Très fréquent, le HPV touche une grande majorité des personnes sexuellement actives au cours de leur vie. Dans la plupart des cas, le virus disparaît naturellement, mais certaines infections persistantes peuvent entraîner des lésions précancéreuses et évoluer vers des cancers. D’où l’importance d’une prévention précoce et accessible.

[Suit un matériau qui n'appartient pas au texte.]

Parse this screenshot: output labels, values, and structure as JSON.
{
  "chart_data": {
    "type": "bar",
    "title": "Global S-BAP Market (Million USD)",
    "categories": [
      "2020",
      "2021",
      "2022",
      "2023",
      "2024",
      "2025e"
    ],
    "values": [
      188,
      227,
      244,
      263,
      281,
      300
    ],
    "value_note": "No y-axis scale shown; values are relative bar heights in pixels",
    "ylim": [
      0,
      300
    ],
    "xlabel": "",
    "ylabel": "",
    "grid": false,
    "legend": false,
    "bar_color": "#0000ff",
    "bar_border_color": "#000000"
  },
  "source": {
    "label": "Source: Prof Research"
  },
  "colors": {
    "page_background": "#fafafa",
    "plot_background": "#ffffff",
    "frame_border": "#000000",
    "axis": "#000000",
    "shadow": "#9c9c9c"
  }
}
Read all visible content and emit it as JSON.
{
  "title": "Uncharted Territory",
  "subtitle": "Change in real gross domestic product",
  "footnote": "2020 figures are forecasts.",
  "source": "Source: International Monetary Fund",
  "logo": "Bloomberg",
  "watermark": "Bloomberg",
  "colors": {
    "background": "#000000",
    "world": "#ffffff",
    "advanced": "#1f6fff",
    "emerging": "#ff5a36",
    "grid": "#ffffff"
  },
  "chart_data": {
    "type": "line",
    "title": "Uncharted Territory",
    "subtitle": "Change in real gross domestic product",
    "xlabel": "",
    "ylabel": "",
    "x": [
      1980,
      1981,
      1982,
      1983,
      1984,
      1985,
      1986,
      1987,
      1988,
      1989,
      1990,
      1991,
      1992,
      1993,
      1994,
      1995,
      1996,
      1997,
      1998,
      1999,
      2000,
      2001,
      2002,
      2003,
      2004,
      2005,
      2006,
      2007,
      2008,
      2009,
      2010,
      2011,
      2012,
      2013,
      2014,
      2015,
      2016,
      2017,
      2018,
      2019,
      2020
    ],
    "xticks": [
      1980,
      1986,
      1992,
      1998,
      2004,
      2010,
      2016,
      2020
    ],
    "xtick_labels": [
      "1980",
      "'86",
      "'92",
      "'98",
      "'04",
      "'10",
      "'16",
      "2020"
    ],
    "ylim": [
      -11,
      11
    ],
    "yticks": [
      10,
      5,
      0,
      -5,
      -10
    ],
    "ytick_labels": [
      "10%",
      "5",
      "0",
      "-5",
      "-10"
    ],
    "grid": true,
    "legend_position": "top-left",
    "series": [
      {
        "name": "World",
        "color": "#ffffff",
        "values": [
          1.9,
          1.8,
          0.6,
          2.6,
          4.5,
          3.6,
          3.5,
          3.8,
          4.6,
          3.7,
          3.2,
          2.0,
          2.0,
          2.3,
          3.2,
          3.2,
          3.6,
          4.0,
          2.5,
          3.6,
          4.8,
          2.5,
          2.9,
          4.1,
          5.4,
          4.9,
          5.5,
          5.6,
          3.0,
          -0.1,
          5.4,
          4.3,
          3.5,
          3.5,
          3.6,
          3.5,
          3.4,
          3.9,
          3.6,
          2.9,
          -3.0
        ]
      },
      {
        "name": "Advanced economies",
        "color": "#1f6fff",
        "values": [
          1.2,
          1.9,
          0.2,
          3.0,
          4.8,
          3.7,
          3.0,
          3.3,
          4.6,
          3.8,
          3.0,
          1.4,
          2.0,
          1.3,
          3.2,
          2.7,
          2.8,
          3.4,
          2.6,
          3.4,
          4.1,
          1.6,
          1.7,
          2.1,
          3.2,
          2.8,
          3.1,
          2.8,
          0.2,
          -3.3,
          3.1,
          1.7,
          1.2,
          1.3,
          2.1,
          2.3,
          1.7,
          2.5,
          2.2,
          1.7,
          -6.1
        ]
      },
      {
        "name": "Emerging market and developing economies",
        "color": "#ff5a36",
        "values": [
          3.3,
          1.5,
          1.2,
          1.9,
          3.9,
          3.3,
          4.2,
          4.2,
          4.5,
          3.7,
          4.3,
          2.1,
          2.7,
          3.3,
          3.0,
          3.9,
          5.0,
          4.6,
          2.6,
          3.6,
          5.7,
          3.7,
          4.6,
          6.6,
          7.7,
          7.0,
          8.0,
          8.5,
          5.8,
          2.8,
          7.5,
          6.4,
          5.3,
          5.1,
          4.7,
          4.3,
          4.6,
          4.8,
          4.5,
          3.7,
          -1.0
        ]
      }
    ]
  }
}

Une vaccination désormais recommandée aussi pour les garçons
Parmi les moyens de prévention les plus efficaces figure la vaccination. Initialement destinée principalement aux jeunes filles, elle est aujourd’hui également recommandée pour les garçons. Cette évolution permet non seulement de protéger individuellement, mais aussi de limiter la circulation du virus au sein de la population.
La vaccination est d’autant plus efficace lorsqu’elle est réalisée avant le début de la vie sexuelle, mais elle peut aussi être envisagée plus tard selon les situations.
Préservatif : une protection utile mais non totale
La prévention passe également par les comportements sexuels. Le préservatif réduit les risques de transmission, mais ne constitue pas une protection garantie à 100 %. Le HPV pouvant se transmettre par contact de peau à peau, certaines zones restent exposées.
L’utilisation de lubrifiant peut aussi contribuer à limiter les micro-lésions lors des rapports, réduisant ainsi certains risques, sans toutefois remplacer les autres moyens de prévention.
Le rôle clé des plannings familiaux
Au-delà de l’information, les centres de planning familial proposent un accompagnement concret : consultations de petite gynécologie, dépistages, conseils personnalisés et orientation vers une prise en charge adaptée si nécessaire.
Dans le centre rencontré pour ce reportage, un peu moins de 300 personnes ont consulté en 2025 pour des questions liées au HPV, un chiffre qui témoigne d’une prise de conscience progressive, mais aussi du besoin constant de sensibilisation.
Entre vaccination, dépistage et dialogue, les professionnels rappellent qu’une meilleure connaissance du HPV reste l’un des moyens les plus efficaces pour prévenir les cancers qui y sont liés.